The government says it could reintroduce Covid restrictions in Ireland if cases rise this winter.
The number of people admitted to hospital with Covid has “been edging” in recent weeks, according to Dr Colm Henry, clinical director of the HSE, however he added that there are no signs of an increase yet.
More than 1.6 million positive cases of Covid have been confirmed in Ireland in the last two weeks. Currently 442 patients are hospitalized with Covid, of which 16 in intensive care.
It is billed as a new strain of Covid that some have dubbed a “nightmare variant” and is rapidly doubling the number of infections in countries where it has been detected.
Known as XBB, the strain has been found in more than 17 countries in Asia and Europe.
It has been called a “nightmare” by the Asian media due to the speed at which it spreads and how it seems to escape the protection of those who are vaccinated or have natural immunity.

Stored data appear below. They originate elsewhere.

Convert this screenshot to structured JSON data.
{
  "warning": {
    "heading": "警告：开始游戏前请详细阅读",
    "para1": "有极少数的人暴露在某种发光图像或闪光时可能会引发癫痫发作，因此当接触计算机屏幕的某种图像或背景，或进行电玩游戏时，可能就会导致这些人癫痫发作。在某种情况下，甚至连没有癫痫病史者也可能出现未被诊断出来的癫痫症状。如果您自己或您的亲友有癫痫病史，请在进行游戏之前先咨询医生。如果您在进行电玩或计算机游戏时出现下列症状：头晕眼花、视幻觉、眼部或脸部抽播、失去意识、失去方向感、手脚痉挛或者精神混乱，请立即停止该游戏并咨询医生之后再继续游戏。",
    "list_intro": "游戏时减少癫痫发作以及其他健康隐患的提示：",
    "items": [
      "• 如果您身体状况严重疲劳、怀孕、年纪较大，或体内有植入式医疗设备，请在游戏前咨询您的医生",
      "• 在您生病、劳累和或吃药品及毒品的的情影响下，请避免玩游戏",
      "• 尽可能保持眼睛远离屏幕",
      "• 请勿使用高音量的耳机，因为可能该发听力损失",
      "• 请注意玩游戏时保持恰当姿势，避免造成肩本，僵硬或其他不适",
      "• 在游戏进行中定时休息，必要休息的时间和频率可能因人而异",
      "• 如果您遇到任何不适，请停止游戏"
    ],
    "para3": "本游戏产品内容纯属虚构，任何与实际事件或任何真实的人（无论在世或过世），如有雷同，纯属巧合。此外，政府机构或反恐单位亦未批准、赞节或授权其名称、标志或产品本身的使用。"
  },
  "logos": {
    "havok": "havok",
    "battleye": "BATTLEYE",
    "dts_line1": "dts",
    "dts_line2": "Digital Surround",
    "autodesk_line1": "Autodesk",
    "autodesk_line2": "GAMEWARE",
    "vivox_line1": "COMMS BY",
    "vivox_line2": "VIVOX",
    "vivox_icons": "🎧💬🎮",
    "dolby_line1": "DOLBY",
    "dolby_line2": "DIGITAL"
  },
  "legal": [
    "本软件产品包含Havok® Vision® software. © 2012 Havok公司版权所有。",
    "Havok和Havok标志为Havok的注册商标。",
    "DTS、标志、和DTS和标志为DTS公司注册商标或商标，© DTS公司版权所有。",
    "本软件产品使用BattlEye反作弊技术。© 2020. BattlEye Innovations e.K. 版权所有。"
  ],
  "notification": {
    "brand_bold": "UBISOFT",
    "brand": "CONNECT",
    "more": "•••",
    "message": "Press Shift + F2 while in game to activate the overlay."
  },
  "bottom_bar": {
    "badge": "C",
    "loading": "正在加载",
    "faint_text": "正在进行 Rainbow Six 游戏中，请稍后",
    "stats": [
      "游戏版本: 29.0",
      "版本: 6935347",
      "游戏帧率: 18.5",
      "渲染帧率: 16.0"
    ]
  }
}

There are no signs that it causes more serious illness, reports Mirror UK.
John Swartzberg, an infectious disease expert at UC Berkeley, told the San Francisco Chronicle that the variant is “no different from the others,” reports Mirror.
According to Mirror, reacting to XBB being called a “nightmare”, he said: “That is pretty irresponsible reporting because it’s impossible to know what all these variants mean. We are seeing a slew of new variants that are using a similar approach to survive — they are finding ways to evade the way we get immunity from vaccines and previous infection with changes on the spike protein. XBB is no different from the others.”

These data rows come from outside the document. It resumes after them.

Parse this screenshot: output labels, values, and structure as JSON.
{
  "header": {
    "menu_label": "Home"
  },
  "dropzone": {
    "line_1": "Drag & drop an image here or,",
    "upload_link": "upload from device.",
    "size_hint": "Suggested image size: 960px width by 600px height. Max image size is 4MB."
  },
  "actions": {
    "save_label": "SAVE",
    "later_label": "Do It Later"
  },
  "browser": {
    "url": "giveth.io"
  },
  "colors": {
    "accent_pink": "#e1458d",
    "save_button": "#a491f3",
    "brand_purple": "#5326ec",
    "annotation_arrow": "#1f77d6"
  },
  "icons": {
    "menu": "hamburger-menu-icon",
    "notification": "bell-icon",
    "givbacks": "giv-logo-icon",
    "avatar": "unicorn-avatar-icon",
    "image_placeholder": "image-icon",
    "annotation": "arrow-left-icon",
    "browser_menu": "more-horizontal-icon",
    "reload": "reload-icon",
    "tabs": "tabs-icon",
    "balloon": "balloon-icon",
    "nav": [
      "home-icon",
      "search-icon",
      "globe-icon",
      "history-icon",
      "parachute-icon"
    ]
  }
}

XBB is a mutation in Omicron BA.2.
It was first found in India in August and has since been detected in Bangladesh, Japan, Singapore, Denmakar and Australia.
The Singapore Ministry of Health said that XBB went from being responsible for 22% of cases to 54% of cases in one week. He added that there is no evidence that XBB causes more severe disease, although it appears resistant to treatments.